The art of tricking readers into misinterpreting language can now be dated back some 3,000 years after new research into a Babylonian version of the story of Noah’s Ark.
A study of a clay tablet discovered in the 19th century in present-day Iraq has found its writers deployed a pre-historic version of “fake news” by providing multiple meanings of the same words when telling the story of a flood.
Nine lines etched into the Flood Tablet, held by the British Museum, suggest that a Babylonian god – Ea – promised a flood of food to Uta-napishti, the pre-Biblical version of Noah, in return for building an ark.
But work by Dr Martin Worthington, a specialist in early Middle Eastern civilisations at St John’s College, Cambridge, has found the language, part of the Epic of Gilgamesh, contains several phonetically-identical alternative – and more sobering – meanings.

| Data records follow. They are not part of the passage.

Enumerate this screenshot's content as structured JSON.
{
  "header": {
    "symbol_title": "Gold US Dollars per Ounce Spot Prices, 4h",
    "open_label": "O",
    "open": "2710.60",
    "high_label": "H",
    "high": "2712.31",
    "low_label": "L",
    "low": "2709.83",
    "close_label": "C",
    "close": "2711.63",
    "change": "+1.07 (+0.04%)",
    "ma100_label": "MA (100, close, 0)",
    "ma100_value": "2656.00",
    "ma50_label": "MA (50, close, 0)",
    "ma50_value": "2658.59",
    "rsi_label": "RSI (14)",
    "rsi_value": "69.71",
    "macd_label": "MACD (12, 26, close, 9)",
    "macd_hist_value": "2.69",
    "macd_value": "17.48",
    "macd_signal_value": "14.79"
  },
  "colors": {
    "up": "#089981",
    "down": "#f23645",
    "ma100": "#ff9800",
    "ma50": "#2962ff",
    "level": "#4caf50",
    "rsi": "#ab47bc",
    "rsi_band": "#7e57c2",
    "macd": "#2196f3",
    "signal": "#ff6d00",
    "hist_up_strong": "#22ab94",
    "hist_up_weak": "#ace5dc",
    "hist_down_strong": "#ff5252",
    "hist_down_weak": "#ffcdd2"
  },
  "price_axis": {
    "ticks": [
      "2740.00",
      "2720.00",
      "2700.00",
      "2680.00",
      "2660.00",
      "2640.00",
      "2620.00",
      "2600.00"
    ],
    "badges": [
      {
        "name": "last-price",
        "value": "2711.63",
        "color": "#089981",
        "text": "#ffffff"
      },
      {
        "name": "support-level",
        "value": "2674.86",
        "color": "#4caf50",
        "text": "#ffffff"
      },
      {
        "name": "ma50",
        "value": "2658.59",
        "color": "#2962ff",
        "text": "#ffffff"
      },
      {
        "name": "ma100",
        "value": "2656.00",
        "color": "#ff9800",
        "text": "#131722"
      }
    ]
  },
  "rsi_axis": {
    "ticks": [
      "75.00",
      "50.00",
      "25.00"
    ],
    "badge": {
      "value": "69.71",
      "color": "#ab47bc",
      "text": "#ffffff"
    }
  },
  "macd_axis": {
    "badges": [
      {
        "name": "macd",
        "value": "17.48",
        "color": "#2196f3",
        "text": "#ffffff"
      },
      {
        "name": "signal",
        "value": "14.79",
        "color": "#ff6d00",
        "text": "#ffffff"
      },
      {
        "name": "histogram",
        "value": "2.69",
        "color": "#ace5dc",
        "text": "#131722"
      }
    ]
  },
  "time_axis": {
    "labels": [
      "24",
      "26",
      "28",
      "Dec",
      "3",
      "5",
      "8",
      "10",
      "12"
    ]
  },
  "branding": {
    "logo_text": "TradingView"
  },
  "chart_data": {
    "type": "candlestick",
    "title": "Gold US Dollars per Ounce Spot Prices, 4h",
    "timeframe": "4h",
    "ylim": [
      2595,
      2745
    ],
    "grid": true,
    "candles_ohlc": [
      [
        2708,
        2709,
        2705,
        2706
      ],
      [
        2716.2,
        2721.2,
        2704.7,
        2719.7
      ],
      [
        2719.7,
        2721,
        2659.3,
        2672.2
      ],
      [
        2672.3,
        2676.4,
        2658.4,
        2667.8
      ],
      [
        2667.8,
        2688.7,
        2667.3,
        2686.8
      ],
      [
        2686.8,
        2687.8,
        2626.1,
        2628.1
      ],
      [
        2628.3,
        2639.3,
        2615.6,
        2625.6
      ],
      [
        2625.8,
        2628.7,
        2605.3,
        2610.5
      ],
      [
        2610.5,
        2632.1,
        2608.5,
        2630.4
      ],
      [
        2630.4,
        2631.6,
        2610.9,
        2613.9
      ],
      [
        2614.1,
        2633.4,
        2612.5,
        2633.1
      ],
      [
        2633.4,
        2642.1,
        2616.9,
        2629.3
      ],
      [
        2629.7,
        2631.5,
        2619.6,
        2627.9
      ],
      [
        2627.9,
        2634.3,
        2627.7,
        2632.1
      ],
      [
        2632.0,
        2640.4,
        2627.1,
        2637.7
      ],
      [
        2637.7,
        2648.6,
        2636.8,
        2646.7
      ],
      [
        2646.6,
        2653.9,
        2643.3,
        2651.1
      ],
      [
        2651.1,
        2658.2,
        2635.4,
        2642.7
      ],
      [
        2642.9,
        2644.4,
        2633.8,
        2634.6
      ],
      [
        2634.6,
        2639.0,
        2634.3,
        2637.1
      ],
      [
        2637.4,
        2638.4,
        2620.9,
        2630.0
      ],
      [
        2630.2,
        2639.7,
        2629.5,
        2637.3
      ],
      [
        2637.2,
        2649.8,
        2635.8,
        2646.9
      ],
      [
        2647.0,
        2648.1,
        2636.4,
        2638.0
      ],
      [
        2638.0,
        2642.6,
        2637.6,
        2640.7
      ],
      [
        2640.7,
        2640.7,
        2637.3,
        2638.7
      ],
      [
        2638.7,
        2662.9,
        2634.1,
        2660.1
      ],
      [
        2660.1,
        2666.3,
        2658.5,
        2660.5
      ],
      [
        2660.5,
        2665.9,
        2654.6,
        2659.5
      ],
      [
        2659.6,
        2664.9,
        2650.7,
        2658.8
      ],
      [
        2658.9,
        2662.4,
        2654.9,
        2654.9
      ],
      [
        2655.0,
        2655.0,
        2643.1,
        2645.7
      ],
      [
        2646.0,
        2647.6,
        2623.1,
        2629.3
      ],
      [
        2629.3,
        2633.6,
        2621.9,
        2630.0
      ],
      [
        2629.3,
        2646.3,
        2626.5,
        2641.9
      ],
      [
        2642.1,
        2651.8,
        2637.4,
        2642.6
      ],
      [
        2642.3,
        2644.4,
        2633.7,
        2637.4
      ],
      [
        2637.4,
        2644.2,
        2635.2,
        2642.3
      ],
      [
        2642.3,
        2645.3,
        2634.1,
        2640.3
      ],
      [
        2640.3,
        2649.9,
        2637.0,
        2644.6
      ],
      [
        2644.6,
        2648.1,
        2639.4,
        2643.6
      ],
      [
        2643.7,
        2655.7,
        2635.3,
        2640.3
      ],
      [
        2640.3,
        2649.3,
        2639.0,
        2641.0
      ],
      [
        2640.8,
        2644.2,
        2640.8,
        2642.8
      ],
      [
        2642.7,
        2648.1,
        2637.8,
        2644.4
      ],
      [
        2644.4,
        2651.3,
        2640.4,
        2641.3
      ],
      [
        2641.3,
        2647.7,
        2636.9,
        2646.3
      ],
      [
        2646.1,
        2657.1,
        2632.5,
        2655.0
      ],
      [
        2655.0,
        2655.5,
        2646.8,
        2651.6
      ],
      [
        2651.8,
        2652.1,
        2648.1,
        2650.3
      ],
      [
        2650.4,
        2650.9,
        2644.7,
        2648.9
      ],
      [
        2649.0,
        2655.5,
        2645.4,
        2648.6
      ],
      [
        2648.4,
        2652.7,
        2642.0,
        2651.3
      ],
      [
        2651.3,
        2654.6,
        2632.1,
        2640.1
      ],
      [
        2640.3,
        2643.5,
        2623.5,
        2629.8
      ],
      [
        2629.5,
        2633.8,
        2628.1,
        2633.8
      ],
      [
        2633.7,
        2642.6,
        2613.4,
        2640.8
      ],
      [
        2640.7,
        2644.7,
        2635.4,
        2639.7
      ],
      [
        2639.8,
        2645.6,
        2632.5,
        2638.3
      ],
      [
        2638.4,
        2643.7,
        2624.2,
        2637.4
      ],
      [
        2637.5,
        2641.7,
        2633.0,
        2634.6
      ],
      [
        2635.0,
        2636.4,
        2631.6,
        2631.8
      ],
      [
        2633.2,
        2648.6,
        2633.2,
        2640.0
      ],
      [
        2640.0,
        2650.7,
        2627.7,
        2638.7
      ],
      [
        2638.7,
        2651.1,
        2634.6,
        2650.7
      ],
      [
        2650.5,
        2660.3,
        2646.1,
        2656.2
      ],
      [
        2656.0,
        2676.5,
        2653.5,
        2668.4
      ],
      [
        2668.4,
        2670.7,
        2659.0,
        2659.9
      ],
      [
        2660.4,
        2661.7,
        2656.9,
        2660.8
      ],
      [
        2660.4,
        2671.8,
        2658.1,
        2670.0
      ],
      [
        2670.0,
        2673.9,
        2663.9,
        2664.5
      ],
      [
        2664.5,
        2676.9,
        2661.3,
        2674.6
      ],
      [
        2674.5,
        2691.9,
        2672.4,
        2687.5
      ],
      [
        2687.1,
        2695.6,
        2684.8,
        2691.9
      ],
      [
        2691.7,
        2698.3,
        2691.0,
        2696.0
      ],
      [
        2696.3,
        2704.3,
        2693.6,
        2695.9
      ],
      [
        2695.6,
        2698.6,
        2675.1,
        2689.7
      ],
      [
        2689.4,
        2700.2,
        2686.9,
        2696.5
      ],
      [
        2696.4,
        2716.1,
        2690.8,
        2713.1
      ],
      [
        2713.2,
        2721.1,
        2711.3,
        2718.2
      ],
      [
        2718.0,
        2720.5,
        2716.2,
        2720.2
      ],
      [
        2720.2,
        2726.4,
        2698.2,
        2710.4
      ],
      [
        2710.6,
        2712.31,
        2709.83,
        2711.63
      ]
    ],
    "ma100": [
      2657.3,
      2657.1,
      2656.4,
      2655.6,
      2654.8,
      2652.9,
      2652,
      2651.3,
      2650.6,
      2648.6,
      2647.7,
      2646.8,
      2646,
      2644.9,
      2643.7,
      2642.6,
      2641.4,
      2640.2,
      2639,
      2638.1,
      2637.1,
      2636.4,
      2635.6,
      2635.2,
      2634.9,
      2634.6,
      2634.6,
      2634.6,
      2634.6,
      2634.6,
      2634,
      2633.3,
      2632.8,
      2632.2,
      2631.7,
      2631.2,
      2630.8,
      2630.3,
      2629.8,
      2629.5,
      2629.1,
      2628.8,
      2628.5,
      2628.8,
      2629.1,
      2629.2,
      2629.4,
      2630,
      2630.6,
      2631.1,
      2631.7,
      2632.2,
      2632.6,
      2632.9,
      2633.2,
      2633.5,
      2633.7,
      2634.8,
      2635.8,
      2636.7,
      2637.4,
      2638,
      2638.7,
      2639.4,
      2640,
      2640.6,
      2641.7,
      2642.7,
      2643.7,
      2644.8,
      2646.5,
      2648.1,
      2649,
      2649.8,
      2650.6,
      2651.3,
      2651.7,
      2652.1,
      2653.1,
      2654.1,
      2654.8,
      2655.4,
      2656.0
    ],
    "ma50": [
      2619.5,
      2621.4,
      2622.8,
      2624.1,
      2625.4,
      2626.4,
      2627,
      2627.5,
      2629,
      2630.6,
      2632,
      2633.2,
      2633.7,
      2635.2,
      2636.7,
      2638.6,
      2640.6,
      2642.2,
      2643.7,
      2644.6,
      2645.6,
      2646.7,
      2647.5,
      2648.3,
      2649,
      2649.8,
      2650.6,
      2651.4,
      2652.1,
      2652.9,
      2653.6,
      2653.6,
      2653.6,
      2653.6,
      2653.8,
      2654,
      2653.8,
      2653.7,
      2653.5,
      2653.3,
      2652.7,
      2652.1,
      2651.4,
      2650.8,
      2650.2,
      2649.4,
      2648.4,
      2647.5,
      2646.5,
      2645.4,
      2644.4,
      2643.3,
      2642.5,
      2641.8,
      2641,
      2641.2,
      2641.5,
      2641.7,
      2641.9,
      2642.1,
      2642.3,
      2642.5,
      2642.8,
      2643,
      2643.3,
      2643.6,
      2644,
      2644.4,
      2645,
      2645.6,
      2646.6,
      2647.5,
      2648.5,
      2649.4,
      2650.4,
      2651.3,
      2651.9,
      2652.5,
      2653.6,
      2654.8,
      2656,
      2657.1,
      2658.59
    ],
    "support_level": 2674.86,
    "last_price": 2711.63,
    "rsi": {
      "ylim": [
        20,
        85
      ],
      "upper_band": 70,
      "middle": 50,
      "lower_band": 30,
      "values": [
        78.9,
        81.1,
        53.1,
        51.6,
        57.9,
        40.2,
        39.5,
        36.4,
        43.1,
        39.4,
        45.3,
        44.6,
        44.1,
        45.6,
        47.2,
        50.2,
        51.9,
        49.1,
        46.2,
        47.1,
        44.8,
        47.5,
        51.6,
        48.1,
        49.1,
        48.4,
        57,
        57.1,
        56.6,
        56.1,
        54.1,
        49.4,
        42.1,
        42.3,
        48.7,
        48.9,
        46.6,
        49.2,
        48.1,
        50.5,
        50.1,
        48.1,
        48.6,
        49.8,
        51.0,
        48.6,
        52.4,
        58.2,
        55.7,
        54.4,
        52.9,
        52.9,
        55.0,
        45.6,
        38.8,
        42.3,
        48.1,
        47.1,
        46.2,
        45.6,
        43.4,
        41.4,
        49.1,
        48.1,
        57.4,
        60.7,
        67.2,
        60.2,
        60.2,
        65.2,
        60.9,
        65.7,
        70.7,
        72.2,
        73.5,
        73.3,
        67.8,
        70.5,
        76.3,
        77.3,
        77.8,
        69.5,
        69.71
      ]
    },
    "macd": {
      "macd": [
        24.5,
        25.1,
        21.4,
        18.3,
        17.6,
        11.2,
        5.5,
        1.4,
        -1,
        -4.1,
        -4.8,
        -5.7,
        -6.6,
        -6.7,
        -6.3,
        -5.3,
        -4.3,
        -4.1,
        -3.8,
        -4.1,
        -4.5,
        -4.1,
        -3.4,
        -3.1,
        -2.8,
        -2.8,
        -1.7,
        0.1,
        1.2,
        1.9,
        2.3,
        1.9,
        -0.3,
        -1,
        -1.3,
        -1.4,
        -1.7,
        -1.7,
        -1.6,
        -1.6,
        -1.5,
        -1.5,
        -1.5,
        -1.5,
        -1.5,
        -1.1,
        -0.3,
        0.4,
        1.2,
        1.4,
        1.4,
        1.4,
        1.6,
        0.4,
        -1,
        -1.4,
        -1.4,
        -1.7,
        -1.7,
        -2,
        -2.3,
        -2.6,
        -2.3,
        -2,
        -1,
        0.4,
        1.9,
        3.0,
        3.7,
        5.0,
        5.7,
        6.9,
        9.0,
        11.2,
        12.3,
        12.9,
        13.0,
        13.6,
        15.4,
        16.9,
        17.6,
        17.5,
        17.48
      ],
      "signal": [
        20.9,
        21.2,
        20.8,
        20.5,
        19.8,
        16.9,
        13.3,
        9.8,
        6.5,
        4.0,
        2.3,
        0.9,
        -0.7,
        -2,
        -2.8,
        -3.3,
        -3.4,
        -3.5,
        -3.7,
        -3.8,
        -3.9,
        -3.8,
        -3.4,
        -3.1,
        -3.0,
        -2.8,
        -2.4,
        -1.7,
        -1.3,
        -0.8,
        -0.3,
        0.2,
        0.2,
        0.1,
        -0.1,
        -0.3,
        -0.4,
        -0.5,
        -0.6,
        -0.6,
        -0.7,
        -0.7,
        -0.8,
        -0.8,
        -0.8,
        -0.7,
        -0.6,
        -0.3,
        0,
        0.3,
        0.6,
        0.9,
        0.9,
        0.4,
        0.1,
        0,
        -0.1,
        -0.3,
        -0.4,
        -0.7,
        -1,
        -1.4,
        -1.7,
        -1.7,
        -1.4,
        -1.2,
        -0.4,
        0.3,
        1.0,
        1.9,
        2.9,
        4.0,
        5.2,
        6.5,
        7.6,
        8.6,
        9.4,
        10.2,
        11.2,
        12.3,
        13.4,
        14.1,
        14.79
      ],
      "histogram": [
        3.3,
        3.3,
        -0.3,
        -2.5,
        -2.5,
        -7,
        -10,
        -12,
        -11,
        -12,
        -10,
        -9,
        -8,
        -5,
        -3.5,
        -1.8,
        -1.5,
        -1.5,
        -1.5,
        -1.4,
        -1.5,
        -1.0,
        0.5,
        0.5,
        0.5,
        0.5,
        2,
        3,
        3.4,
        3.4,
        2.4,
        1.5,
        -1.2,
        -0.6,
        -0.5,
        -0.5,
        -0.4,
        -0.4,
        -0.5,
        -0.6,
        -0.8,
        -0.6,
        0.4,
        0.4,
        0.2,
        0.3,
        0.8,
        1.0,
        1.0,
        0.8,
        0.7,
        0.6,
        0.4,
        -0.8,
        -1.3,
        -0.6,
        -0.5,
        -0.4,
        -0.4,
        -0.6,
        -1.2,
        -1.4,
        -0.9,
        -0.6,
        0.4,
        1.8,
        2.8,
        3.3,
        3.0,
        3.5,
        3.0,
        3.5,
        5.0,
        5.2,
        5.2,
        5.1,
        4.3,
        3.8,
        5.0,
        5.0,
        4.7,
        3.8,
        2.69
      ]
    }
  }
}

‘Manipulation of information and language’
Dr Worthington said: “While Ea’s message seems to promise a rain of food, its hidden meaning warns of the flood. Once the ark is built, Uta-napishti and his family clamber aboard and survive with a menagerie of animals. Everyone else drowns.
“The manipulation of information and language has begun. It may be the earliest ever example of fake news.”
The Babylonian story, which is widely believed by scholars to have inspired the Biblical tale of Noah, contains lines which can be positively interpreted Ea saying: “At dawn there will be… cakes/ In the evening he will rain down upon you a shower of wheat.”
But Dr Worthington has uncovered a series of second meanings in the words of a language which has not been spoken for two millennia.
One of the new interpretations is: “By means of incantations/By means of wind-demons, he will rain down upon you rain as thick as [grains of] wheat.”